Differential Diagnosis
Driver’s elbow is an entrapment neuropathy resulting from external compression of the ulnar nerve that clinically mimics cubital tunnel syndrome. It is often is misdiagnosed as golfer’s elbow, which accounts for the many patients with “golfer’s elbow” who fail to respond to conservative measures. Driver’s elbow can be distinguished from golfer’s elbow in that in driver’s elbow, the maximal tenderness to palpation is over the ulnar nerve 1 inch below the medial epicondyle, whereas with golfer’s elbow, the maximal tenderness to palpation is directly over the medial epicondyle.
Treatment
Initial treatment of the pain and functional disability associated with driver’s elbow should include a combination of nonsteroidal anti-inflammatory drugs (NSAIDs) or cyclooxygenase-2 (COX-2) inhibitors and physical therapy. Local application of heat and cold also may be beneficial. The repetitive movements that incite the syndrome should be avoided. For patients who do not respond to these treatment modalities, injection of the ulnar nerve at the elbow with a local anesthetic and steroid may be a reasonable next step. If the symptoms of cubital tunnel syndrome persist, surgical exploration and decompression of the ulnar nerve are indicated.
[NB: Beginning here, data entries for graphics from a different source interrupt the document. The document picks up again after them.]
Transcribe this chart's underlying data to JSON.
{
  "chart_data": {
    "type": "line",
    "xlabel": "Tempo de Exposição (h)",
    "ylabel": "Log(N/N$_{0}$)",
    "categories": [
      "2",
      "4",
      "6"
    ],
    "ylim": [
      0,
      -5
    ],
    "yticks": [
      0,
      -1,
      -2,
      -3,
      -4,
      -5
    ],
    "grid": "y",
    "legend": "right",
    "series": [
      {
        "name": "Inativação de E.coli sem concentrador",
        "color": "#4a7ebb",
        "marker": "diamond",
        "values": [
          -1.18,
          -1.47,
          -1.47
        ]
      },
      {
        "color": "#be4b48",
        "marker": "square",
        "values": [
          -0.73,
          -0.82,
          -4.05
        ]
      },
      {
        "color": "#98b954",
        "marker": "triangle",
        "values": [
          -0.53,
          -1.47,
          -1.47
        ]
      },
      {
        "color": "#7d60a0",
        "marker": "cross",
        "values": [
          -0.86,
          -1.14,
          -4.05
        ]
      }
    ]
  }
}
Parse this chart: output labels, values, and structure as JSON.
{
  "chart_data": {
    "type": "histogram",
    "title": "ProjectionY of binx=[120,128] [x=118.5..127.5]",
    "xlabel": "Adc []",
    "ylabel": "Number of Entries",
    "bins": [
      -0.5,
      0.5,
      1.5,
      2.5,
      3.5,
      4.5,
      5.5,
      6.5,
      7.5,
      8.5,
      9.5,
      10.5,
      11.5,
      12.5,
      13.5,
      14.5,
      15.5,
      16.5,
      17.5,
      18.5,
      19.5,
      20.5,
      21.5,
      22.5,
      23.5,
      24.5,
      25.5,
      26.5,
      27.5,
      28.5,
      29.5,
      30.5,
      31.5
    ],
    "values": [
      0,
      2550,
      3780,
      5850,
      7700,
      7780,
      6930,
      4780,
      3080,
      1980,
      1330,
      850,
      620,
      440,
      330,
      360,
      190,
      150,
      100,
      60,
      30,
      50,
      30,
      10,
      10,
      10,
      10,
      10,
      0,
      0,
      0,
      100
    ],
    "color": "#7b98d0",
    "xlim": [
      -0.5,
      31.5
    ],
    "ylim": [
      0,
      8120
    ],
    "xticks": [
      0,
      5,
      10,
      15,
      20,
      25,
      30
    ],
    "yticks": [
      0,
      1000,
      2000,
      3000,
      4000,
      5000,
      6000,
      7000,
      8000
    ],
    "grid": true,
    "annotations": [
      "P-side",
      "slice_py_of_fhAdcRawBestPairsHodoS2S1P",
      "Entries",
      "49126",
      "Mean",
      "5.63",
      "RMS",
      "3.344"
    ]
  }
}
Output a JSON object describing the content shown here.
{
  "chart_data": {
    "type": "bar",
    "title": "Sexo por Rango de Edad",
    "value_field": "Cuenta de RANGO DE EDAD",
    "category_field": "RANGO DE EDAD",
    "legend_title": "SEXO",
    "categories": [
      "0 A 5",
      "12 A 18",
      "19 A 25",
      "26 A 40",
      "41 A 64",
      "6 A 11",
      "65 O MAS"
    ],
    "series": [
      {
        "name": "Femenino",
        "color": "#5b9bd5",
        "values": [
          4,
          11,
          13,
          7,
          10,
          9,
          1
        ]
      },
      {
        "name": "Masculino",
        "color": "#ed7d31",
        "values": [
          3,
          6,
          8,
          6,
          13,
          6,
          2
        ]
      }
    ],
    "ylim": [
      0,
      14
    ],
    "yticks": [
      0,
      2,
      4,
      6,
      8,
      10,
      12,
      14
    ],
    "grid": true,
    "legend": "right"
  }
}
Complications and Pitfalls
The major complications associated with the diagnosis and treatment of patients with driver’s elbow fall into two categories: (1) iatrogenically induced complications resulting from persistent and overaggressive treatment of “resistant golfer’s elbow” and (2) the potential for permanent neurological deficits as a result of prolonged untreated entrapment of the ulnar nerve. Failure of the clinician to recognize acute inflammatory or infectious arthritis of the elbow may result in permanent damage to the joint, chronic pain, or functional disability.
Driver’s elbow is a distinct clinical entity often misdiagnosed as golfer’s elbow, which accounts for the many patients with “golfer’s elbow” who fail to respond to conservative measures. Driver’s elbow can be distinguished from golfer’s elbow because, with cubital tunnel syndrome, the maximal tenderness to palpation is over the ulnar nerve and a positive Tinel’s sign is present, whereas with golfer’s elbow, the maximal tenderness to palpation is over the medial epicondyle. Driver’s elbow also should be differentiated from cervical radiculopathy involving the C8 spinal root, which may at times mimic ulnar nerve compression. Furthermore, it should be remembered that cervical radiculopathy and ulnar nerve entrapment may coexist in double crush syndrome. The double crush syndrome is seen most commonly with median nerve entrapment at the wrist or with carpal tunnel syndrome. Pancoast’s tumor invading the medial cord of the brachial plexus may also mimic an isolated ulnar nerve entrapment and should be ruled out by apical lordotic chest radiograph.
Careful neurological examination to identify preexisting neurological deficits that may later be attributed to the nerve block should be performed on all patients before beginning ulnar nerve block at the elbow.
Ulnar nerve entrapment at the elbow is often misdiagnosed as golfer’s elbow, and this fact accounts for the many patients whose “golfer’s elbow” fails to respond to conservative measures. Driver’s elbow can be distinguished from golfer’s elbow in that in driver’s elbow, the maximal tenderness to palpation is over the ulnar nerve 1 inch below the medial epicondyle, whereas with golfer’s elbow, the maximal tenderness to palpation is directly over the medial epicondyle. If cubital tunnel syndrome is suspected, injection of the ulnar nerve at the elbow with local anesthetic and steroid gives almost instantaneous relief.